The access engine would need to check the relevant attributes such that the subject had marketing, the action was read, the object had budget plus an attribute indicating it was relevant for marketing.
This model can be controlled centrally, or by the file owners themselves.
We can think of attribute-based access control as a flavour of rule-based access control, where the rules take a very specific format.
ABAC is flexible, allows easy onboarding, and granular. However, it’s also also fairly complex!
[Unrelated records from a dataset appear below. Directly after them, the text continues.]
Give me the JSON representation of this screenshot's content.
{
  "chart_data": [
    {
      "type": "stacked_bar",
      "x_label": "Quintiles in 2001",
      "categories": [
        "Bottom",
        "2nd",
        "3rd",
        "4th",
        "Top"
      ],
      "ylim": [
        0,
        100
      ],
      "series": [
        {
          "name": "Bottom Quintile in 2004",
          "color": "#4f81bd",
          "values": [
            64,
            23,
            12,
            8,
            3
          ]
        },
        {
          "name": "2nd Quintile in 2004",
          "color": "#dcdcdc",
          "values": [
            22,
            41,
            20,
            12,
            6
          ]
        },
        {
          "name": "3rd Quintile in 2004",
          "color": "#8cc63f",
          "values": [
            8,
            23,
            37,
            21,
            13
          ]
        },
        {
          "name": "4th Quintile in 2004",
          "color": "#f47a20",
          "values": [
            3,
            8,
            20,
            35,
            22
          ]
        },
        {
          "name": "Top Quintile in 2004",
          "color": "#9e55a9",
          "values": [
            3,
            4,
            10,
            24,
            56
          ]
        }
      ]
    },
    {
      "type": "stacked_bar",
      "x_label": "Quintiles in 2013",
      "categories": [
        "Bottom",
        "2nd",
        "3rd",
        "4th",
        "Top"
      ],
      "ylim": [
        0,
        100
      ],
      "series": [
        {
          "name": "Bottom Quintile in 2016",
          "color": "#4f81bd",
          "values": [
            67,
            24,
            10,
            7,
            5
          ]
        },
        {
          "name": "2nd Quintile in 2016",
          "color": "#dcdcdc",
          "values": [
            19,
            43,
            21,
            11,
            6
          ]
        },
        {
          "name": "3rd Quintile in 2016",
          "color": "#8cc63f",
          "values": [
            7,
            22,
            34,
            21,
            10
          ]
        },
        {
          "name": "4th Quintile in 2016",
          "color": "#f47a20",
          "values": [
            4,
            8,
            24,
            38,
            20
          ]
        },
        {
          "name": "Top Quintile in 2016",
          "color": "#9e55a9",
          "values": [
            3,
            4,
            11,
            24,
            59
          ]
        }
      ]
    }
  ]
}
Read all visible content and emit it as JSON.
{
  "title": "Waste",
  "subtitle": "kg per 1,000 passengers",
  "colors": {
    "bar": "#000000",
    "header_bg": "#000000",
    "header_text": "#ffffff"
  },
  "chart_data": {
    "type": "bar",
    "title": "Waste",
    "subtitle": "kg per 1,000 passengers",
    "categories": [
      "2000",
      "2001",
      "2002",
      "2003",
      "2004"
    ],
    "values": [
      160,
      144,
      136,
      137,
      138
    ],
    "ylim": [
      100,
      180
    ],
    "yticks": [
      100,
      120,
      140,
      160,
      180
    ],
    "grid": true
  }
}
Identity-based Access Control (IBAC)
IBAC is when a subject is allowed access to an object based on their visual or biometric identity. Once an identity is proven they are checked against an access control list. The most common examples are usernames and passwords (proving your identity by demonstrating access to a secret), or unlocking your phone with Face ID.
The main benefit includes granular control of who can access what. However, with password-based authentication we have issues surrounding their theft. This is circumvented with the introduction of new, biometric-based techniques.
History-based access control (HBAC)
In HBAC we examine a subject’s past security actions to determine if they should be able to access an object.
For example, I am a UK resident, and continually use my bank card in the UK. If a cash withdrawal request suddenly comes from Australia, my bank will most likely deny it.
Previous activities may be examined for the time they were taken, their content, what was accessed etc.
The main advantage is that it requires no extra work from the subject, and is configurable entirely by the administrators. On the other side, it’s not entirely reliable, and requires a backlog of detailed security events.
Combining access control models
Reading through the above, it’s easy to tell some models apart (e.g. discretionary vs mandatory), but more difficult to separate others (e.g. rule-based and attribute-based).
Consulting the literature, the lines do seem blurred. For example, you could augment your attribute-based access control using history-based. If a subject has the right permissions, but their recent usage pattern has been suspicious, then it may well be worth denying their request. This could then be argued to be rule-based.
From what I’ve found, the models are only to aid understanding, they’re not hard and fast rules.
However, whenever you combine them you increase maintenance and usage complexity. Anything you do implement should be done conscientiously.
Breaking the glass!
In certain, extreme circumstances we may want to circumnavigate our access control model. For example, in health services we may want to allow any doctor access to a patient’s personal medical history.
We can either cater to this within our model set up (e.g. a super user role), or by removing access policies all together. It’s worth being conscious of these requirements when designing.
Conclusion
In conclusion we have covered the basic access control models and their relative strengths and weaknesses. We haven’t exhausted the list though! There exist others such as lattice-based access control, graph-based, host-based and many more (a good starting list can be found on Wikipedia here).